The changes come just as Facebook shut down an “experiment” with letting users vote on changes to its terms of service, but the two aren’t necessarily connected. In the post from the company explaining the changes, Facebook is very clear to emphasize the “educational” nature of the changes; as in, many of the changes will work to educate users on where their data is being posted and who can see it.
Facebook emphasized that the changes will roll out over the coming weeks.
One of the worst experiences one can have on Facebook is sharing content in one place and having it show up somewhere else you didn’t expect — and clearly the company knows this, and understands user backlash that comes from this unpleasant surprise.
Some of the changes that speak to this effect:
- Separating app permissions: People using Facebook Connect to sign into another app are currently asked if they give that app permission to access their data and post on their behalf. Soon, those two permissions will be broken into separate actions the user can approve. For all of the apps taking advantage of Facebook Connect to get new users, this might mean fewer people will give them permission to post. But from a user’s perspective, it will likely make third-party posts on your timeline more predictable.
- Telling users where their posts will go: Now, when posting an item to Facebook, users will be reminded that even if they hide something from their timeline, for instance, that item could still show up on other places around Facebook. This is a helpful reminder because this isn’t always clear:
- A new request and removal tool: Now it will be easier for users to remove tags from several photos they’re tagged in all at once, or ask another to take items down that they dislike:
- Updated activity log: The activity log has been updated to show people when they’re tagged in photos, and even if they’ve hidden those photos, where else those photos might appear on the site:
The company has also taken some of the most popular privacy setting areas and made it easier to edit those settings without leaving the newsfeed. However, probably the most notable update is that a user’s timeline, meaning at least their name and photo, will now be visible in searches.
The company explains in the post:
“Facebook started as a directory service for college students, and today we offer a whole variety of services, such as news feed, photo uploads and mobile messaging. As our services have evolved, our settings have, too.
Everyone used to have a setting called ‘Who can look up my timeline by name,’ which controlled if someone could be found when other people typed their name into the Facebook search bar. The setting was very limited in scope, and didn’t prevent people from finding others in many other ways across the site.
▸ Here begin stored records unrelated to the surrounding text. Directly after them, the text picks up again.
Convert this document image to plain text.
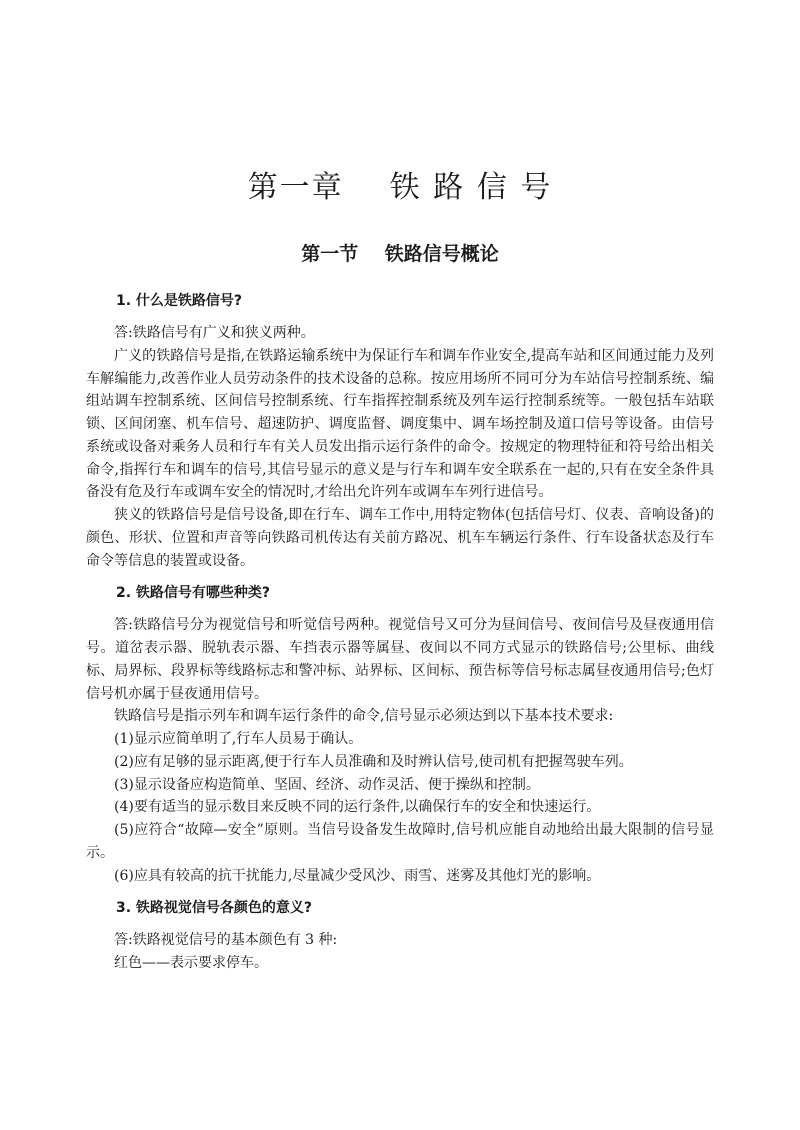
第一章    铁 路 信 号
第一节    铁路信号概论

1. 什么是铁路信号?

答:铁路信号有广义和狭义两种。

广义的铁路信号是指,在铁路运输系统中为保证行车和调车作业安全,提高车站和区间通过能力及列车解编能力,改善作业人员劳动条件的技术设备的总称。按应用场所不同可分为车站信号控制系统、编组站调车控制系统、区间信号控制系统、行车指挥控制系统及列车运行控制系统等。一般包括车站联锁、区间闭塞、机车信号、超速防护、调度监督、调度集中、调车场控制及道口信号等设备。由信号系统或设备对乘务人员和行车有关人员发出指示运行条件的命令。按规定的物理特征和符号给出相关命令,指挥行车和调车的信号,其信号显示的意义是与行车和调车安全联系在一起的,只有在安全条件具备没有危及行车或调车安全的情况时,才给出允许列车或调车车列行进信号。

狭义的铁路信号是信号设备,即在行车、调车工作中,用特定物体(包括信号灯、仪表、音响设备)的颜色、形状、位置和声音等向铁路司机传达有关前方路况、机车车辆运行条件、行车设备状态及行车命令等信息的装置或设备。

2. 铁路信号有哪些种类?

答:铁路信号分为视觉信号和听觉信号两种。视觉信号又可分为昼间信号、夜间信号及昼夜通用信号。道岔表示器、脱轨表示器、车挡表示器等属昼、夜间以不同方式显示的铁路信号;公里标、曲线标、局界标、段界标等线路标志和警冲标、站界标、区间标、预告标等信号标志属昼夜通用信号;色灯信号机亦属于昼夜通用信号。

铁路信号是指示列车和调车运行条件的命令,信号显示必须达到以下基本技术要求:

(1)显示应简单明了,行车人员易于确认。

(2)应有足够的显示距离,便于行车人员准确和及时辨认信号,使司机有把握驾驶车列。

(3)显示设备应构造简单、坚固、经济、动作灵活、便于操纵和控制。

(4)要有适当的显示数目来反映不同的运行条件,以确保行车的安全和快速运行。

(5)应符合“故障—安全”原则。当信号设备发生故障时,信号机应能自动地给出最大限制的信号显示。

(6)应具有较高的抗干扰能力,尽量减少受风沙、雨雪、迷雾及其他灯光的影响。

3. 铁路视觉信号各颜色的意义?

答:铁路视觉信号的基本颜色有 3 种:

红色——表示要求停车。
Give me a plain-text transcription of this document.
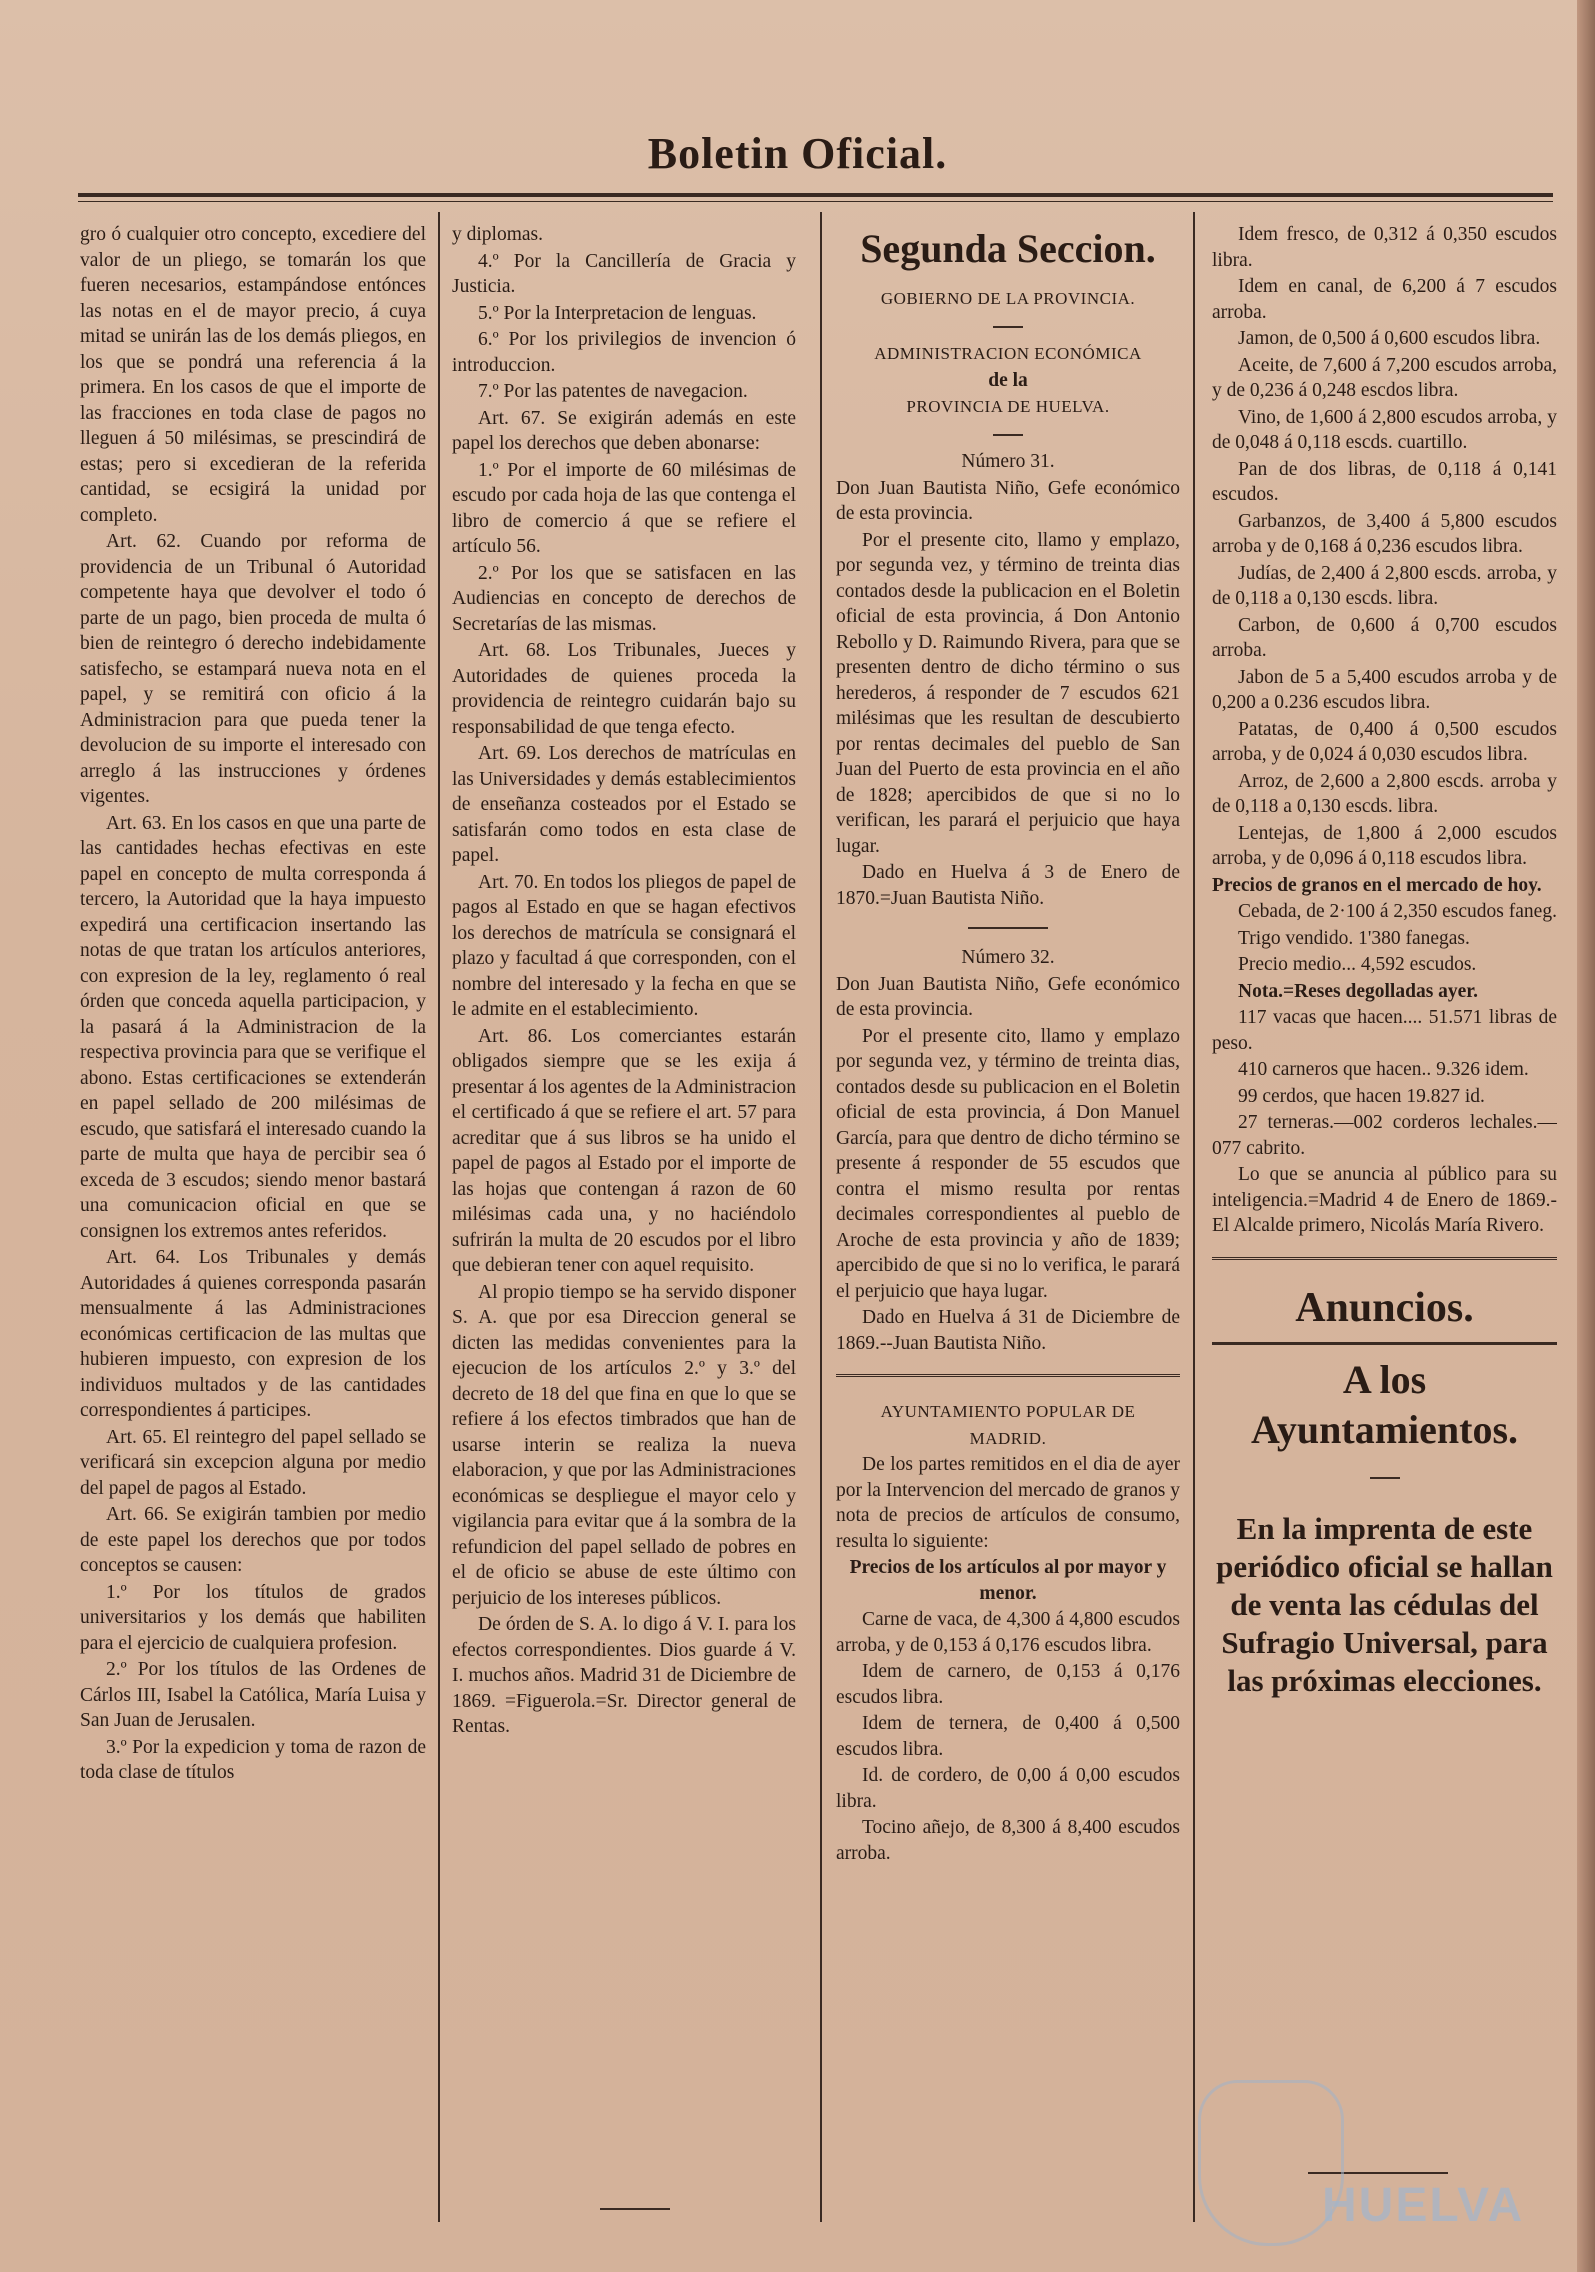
Boletin Oficial.

gro ó cualquier otro concepto, excediere del valor de un pliego, se tomarán los que fueren necesarios, estampándose entónces las notas en el de mayor precio, á cuya mitad se unirán las de los demás pliegos, en los que se pondrá una referencia á la primera. En los casos de que el importe de las fracciones en toda clase de pagos no lleguen á 50 milésimas, se prescindirá de estas; pero si excedieran de la referida cantidad, se ecsigirá la unidad por completo.

Art. 62. Cuando por reforma de providencia de un Tribunal ó Autoridad competente haya que devolver el todo ó parte de un pago, bien proceda de multa ó bien de reintegro ó derecho indebidamente satisfecho, se estampará nueva nota en el papel, y se remitirá con oficio á la Administracion para que pueda tener la devolucion de su importe el interesado con arreglo á las instrucciones y órdenes vigentes.

Art. 63. En los casos en que una parte de las cantidades hechas efectivas en este papel en concepto de multa corresponda á tercero, la Autoridad que la haya impuesto expedirá una certificacion insertando las notas de que tratan los artículos anteriores, con expresion de la ley, reglamento ó real órden que conceda aquella participacion, y la pasará á la Administracion de la respectiva provincia para que se verifique el abono. Estas certificaciones se extenderán en papel sellado de 200 milésimas de escudo, que satisfará el interesado cuando la parte de multa que haya de percibir sea ó exceda de 3 escudos; siendo menor bastará una comunicacion oficial en que se consignen los extremos antes referidos.

Art. 64. Los Tribunales y demás Autoridades á quienes corresponda pasarán mensualmente á las Administraciones económicas certificacion de las multas que hubieren impuesto, con expresion de los individuos multados y de las cantidades correspondientes á participes.

Art. 65. El reintegro del papel sellado se verificará sin excepcion alguna por medio del papel de pagos al Estado.

Art. 66. Se exigirán tambien por medio de este papel los derechos que por todos conceptos se causen:

1.º Por los títulos de grados universitarios y los demás que habiliten para el ejercicio de cualquiera profesion.

2.º Por los títulos de las Ordenes de Cárlos III, Isabel la Católica, María Luisa y San Juan de Jerusalen.

3.º Por la expedicion y toma de razon de toda clase de títulos

y diplomas.

4.º Por la Cancillería de Gracia y Justicia.

5.º Por la Interpretacion de lenguas.

6.º Por los privilegios de invencion ó introduccion.

7.º Por las patentes de navegacion.

Art. 67. Se exigirán además en este papel los derechos que deben abonarse:

1.º Por el importe de 60 milésimas de escudo por cada hoja de las que contenga el libro de comercio á que se refiere el artículo 56.

2.º Por los que se satisfacen en las Audiencias en concepto de derechos de Secretarías de las mismas.

Art. 68. Los Tribunales, Jueces y Autoridades de quienes proceda la providencia de reintegro cuidarán bajo su responsabilidad de que tenga efecto.

Art. 69. Los derechos de matrículas en las Universidades y demás establecimientos de enseñanza costeados por el Estado se satisfarán como todos en esta clase de papel.

Art. 70. En todos los pliegos de papel de pagos al Estado en que se hagan efectivos los derechos de matrícula se consignará el plazo y facultad á que corresponden, con el nombre del interesado y la fecha en que se le admite en el establecimiento.

Art. 86. Los comerciantes estarán obligados siempre que se les exija á presentar á los agentes de la Administracion el certificado á que se refiere el art. 57 para acreditar que á sus libros se ha unido el papel de pagos al Estado por el importe de las hojas que contengan á razon de 60 milésimas cada una, y no haciéndolo sufrirán la multa de 20 escudos por el libro que debieran tener con aquel requisito.

Al propio tiempo se ha servido disponer S. A. que por esa Direccion general se dicten las medidas convenientes para la ejecucion de los artículos 2.º y 3.º del decreto de 18 del que fina en que lo que se refiere á los efectos timbrados que han de usarse interin se realiza la nueva elaboracion, y que por las Administraciones económicas se despliegue el mayor celo y vigilancia para evitar que á la sombra de la refundicion del papel sellado de pobres en el de oficio se abuse de este último con perjuicio de los intereses públicos.

De órden de S. A. lo digo á V. I. para los efectos correspondientes. Dios guarde á V. I. muchos años. Madrid 31 de Diciembre de 1869. =Figuerola.=Sr. Director general de Rentas.

Segunda Seccion.

GOBIERNO DE LA PROVINCIA.

ADMINISTRACION ECONÓMICA

de la

PROVINCIA DE HUELVA.

Número 31.

Don Juan Bautista Niño, Gefe económico de esta provincia.

Por el presente cito, llamo y emplazo, por segunda vez, y término de treinta dias contados desde la publicacion en el Boletin oficial de esta provincia, á Don Antonio Rebollo y D. Raimundo Rivera, para que se presenten dentro de dicho término o sus herederos, á responder de 7 escudos 621 milésimas que les resultan de descubierto por rentas decimales del pueblo de San Juan del Puerto de esta provincia en el año de 1828; apercibidos de que si no lo verifican, les parará el perjuicio que haya lugar.

Dado en Huelva á 3 de Enero de 1870.=Juan Bautista Niño.

Número 32.

Don Juan Bautista Niño, Gefe económico de esta provincia.

Por el presente cito, llamo y emplazo por segunda vez, y término de treinta dias, contados desde su publicacion en el Boletin oficial de esta provincia, á Don Manuel García, para que dentro de dicho término se presente á responder de 55 escudos que contra el mismo resulta por rentas decimales correspondientes al pueblo de Aroche de esta provincia y año de 1839; apercibido de que si no lo verifica, le parará el perjuicio que haya lugar.

Dado en Huelva á 31 de Diciembre de 1869.--Juan Bautista Niño.

AYUNTAMIENTO POPULAR DE

MADRID.

De los partes remitidos en el dia de ayer por la Intervencion del mercado de granos y nota de precios de artículos de consumo, resulta lo siguiente:

Precios de los artículos al por mayor y menor.

Carne de vaca, de 4,300 á 4,800 escudos arroba, y de 0,153 á 0,176 escudos libra.

Idem de carnero, de 0,153 á 0,176 escudos libra.

Idem de ternera, de 0,400 á 0,500 escudos libra.

Id. de cordero, de 0,00 á 0,00 escudos libra.

Tocino añejo, de 8,300 á 8,400 escudos arroba.

Idem fresco, de 0,312 á 0,350 escudos libra.

Idem en canal, de 6,200 á 7 escudos arroba.

Jamon, de 0,500 á 0,600 escudos libra.

Aceite, de 7,600 á 7,200 escudos arroba, y de 0,236 á 0,248 escdos libra.

Vino, de 1,600 á 2,800 escudos arroba, y de 0,048 á 0,118 escds. cuartillo.

Pan de dos libras, de 0,118 á 0,141 escudos.

Garbanzos, de 3,400 á 5,800 escudos arroba y de 0,168 á 0,236 escudos libra.

Judías, de 2,400 á 2,800 escds. arroba, y de 0,118 a 0,130 escds. libra.

Carbon, de 0,600 á 0,700 escudos arroba.

Jabon de 5 a 5,400 escudos arroba y de 0,200 a 0.236 escudos libra.

Patatas, de 0,400 á 0,500 escudos arroba, y de 0,024 á 0,030 escudos libra.

Arroz, de 2,600 a 2,800 escds. arroba y de 0,118 a 0,130 escds. libra.

Lentejas, de 1,800 á 2,000 escudos arroba, y de 0,096 á 0,118 escudos libra.

Precios de granos en el mercado de hoy.

Cebada, de 2·100 á 2,350 escudos faneg.

Trigo vendido. 1'380 fanegas.

Precio medio... 4,592 escudos.

Nota.=Reses degolladas ayer.

117 vacas que hacen.... 51.571 libras de peso.

410 carneros que hacen.. 9.326 idem.

99 cerdos, que hacen 19.827 id.

27 terneras.—002 corderos lechales.—077 cabrito.

Lo que se anuncia al público para su inteligencia.=Madrid 4 de Enero de 1869.-El Alcalde primero, Nicolás María Rivero.

Anuncios.
A los Ayuntamientos.
En la imprenta de este periódico oficial se hallan de venta las cédulas del Sufragio Universal, para las próximas elecciones.
HUELVA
Because of the limited nature of the setting, we removed it for people who weren’t using it, and have built new, contextual tools, along with education about how to use them. In the coming weeks, we’ll be retiring this setting for the small percentage of people who still have it.”
This change may rile privacy experts and people who previously had this setting enabled. Facebook emphasized that very few individuals currently take advantage of this setting, and because it’s so easy to see people’s interactions on the site in other places, it’s hard to remain truly un-findable anyway, search tool aside. (If you’re tagged in a photo, or comment on a photo that appears in someone else’s stream, for example). But it’s easy to see how it could still bother plenty of people, as has nearly every update to Facebook since the site was founded.
I’ll be watching to see how users and experts react as the news sinks in on Wednesday.